"What's that you're reading there?"
"Thomas Pynchon, Against the Day."
"Whew! Good luck!"
Well, reviews were mixed. And the length is intimidating.
This era of the blog post, the YouTube clip, and the Tweet seems wholly unpropitious for the large-scale 800-1000-page novel -- yet they keep popping over the horizon: Against the Day, Jonathan Littell's The Kindly Ones, Alexander Theroux's Laura Warholic, Joshua Cohen's Witz, and a new one by William Vollmann every six months. Who is reading these? Are even the reviewers reading them (see Jack Green's Fire the Bastards!)?
There is an Against the Day readers website --
, part of a larger Pynchon website -- with acres of helpful annotations and indices, so obviously the book has its devotees, length notwithstanding.

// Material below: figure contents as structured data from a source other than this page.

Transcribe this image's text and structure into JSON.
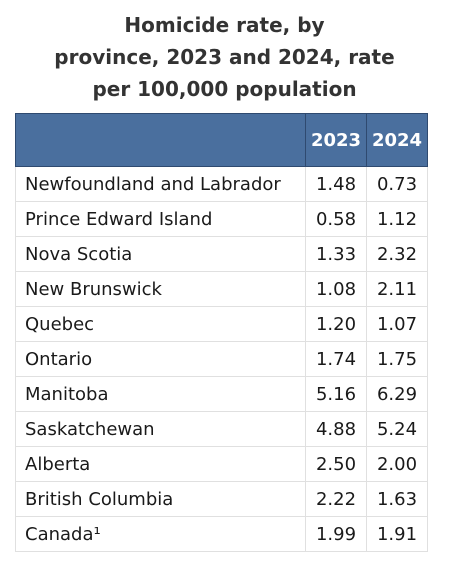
{
  "title_lines": [
    "Homicide rate, by",
    "province, 2023 and 2024, rate",
    "per 100,000 population"
  ],
  "chart_data": {
    "type": "table",
    "title": "Homicide rate, by province, 2023 and 2024, rate per 100,000 population",
    "columns": [
      "",
      "2023",
      "2024"
    ],
    "rows": [
      {
        "label": "Newfoundland and Labrador",
        "values": [
          "1.48",
          "0.73"
        ]
      },
      {
        "label": "Prince Edward Island",
        "values": [
          "0.58",
          "1.12"
        ]
      },
      {
        "label": "Nova Scotia",
        "values": [
          "1.33",
          "2.32"
        ]
      },
      {
        "label": "New Brunswick",
        "values": [
          "1.08",
          "2.11"
        ]
      },
      {
        "label": "Quebec",
        "values": [
          "1.20",
          "1.07"
        ]
      },
      {
        "label": "Ontario",
        "values": [
          "1.74",
          "1.75"
        ]
      },
      {
        "label": "Manitoba",
        "values": [
          "5.16",
          "6.29"
        ]
      },
      {
        "label": "Saskatchewan",
        "values": [
          "4.88",
          "5.24"
        ]
      },
      {
        "label": "Alberta",
        "values": [
          "2.50",
          "2.00"
        ]
      },
      {
        "label": "British Columbia",
        "values": [
          "2.22",
          "1.63"
        ]
      },
      {
        "label": "Canada¹",
        "values": [
          "1.99",
          "1.91"
        ]
      }
    ]
  },
  "colors": {
    "header_background": "#4a6f9e",
    "header_text": "#ffffff",
    "cell_border": "#e0e0e0"
  }
}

I recall that my daughters were not dismayed as the later volumes in the Harry Potter series grew longer and longer -- if you're reading the book just for the sheer pleasure of reading it, more is better, perhaps, as three scoops of ice cream are better than two. Likewise, Stephen King's readers seem not at all put off by the length of The Stand, say.
But -- when a book is reputed to be complex, ambitious, intellectual, important, and so on, and it clocks in at, say, 1,087 pages, even serious lit folks (e.g., my faculty colleagues) will probably give it a pass.
Yet writers still read them, publishers still publish them... someone is reading them, in some Anti-Terra inaccessible to me.